Activation of multiple electrodes simultaneously with varied polarities is sometimes referred to as “current steering,” and can be used to increase the selectivity of a given configuration of electrodes by activating tissue that could not be activated by driving the electrodes independently ( ). Multipolar stimulation is commonly used in DBS, SCS, and cochlear implants. Another important aspect of some multichannel systems is their reconfigurability (the ability to assign polarities and stimulation parameters to individual electrodes after implantation). Exact electrode placement is often difficult to achieve and can be complicated by anatomical complexities, the deep nature of the target (e.g., DBS), or the fact that the target is diffuse (e.g., SCS). Electrodes with multiple contacts and creative geometries aid in achieving functional outcomes despite inexact electrode placement. Boston Scientific’s Precision Spectra with 32 contacts and 32 independent power sources is designed to provide coverage over the area of the spinal cord. The ability to assign electrode function has also resulted in improved functional restoration for cochlear implants by reducing current spread and increasing the spatial selectivity of the cochlear electrodes ( ). Similarly, for systems involving multiple discrete electrodes (e.g., motor FES systems), flexibility in electrode assignment allows simpler surgical installation since electrode function can be defined after implantation. Some multichannel systems utilize a time-division multiplexed output configuration, meaning that each stimulation channel is driven sequentially in time by a single stimulator output stage (or subsets of channels are driven sequentially by a single stimulator output stage). This technique serves to reduce the stimulator circuitry required (only a single current or voltage regulator is needed), the instantaneous power demands of the IPG, and the total instantaneous return current flowing back to the return electrode. Large return-path currents can result in unintended activation of tissue and therefore unintended functional outcomes, such as perceived volume changes in early cochlear implants ( ), and inappropriate muscle contracture in motor FES systems. The drawback of multiplexed stimulation systems is that multicontact current steering is not possible if a single stimulator is used.
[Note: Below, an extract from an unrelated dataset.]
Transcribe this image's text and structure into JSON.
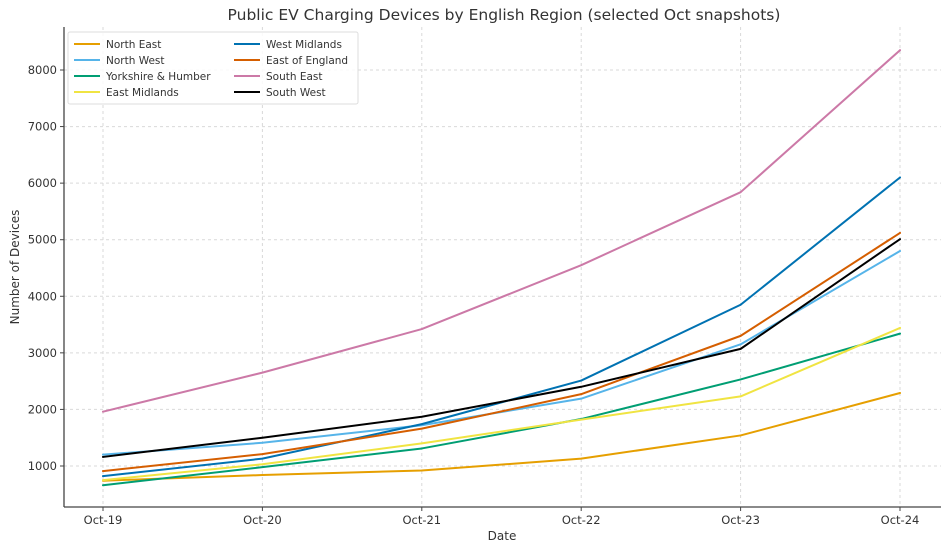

Another important aspect of implantable neurostimulator circuitry is the implanted processing circuitry. Signal processing occurs by both analog and digital processing elements within the stimulator, and is quite important for systems which include integrated implanted or external sensors (see the section below on sensors for device command and closed-loop control for more detail on sensor types and their role in neuromodulation systems). Analog signal processing usually involves amplification and filtering of a raw sensor output. If a biopotential is being monitored, special circuitry may be implemented to handle stimulus artifact and mitigate the polarization of the sensing electrodes that can occur when the stimulator is operating. The analog signal is usually then digitized and further processed by an onboard microprocessor. Microprocessors are replacing discrete and application-specific logic to become common practice in stimulator design. Not only do they allow careful coordination and timing of events and make communication with external devices more straightforward, but they also make possible the implementation of sensor data-processing schemes and complex control algorithms.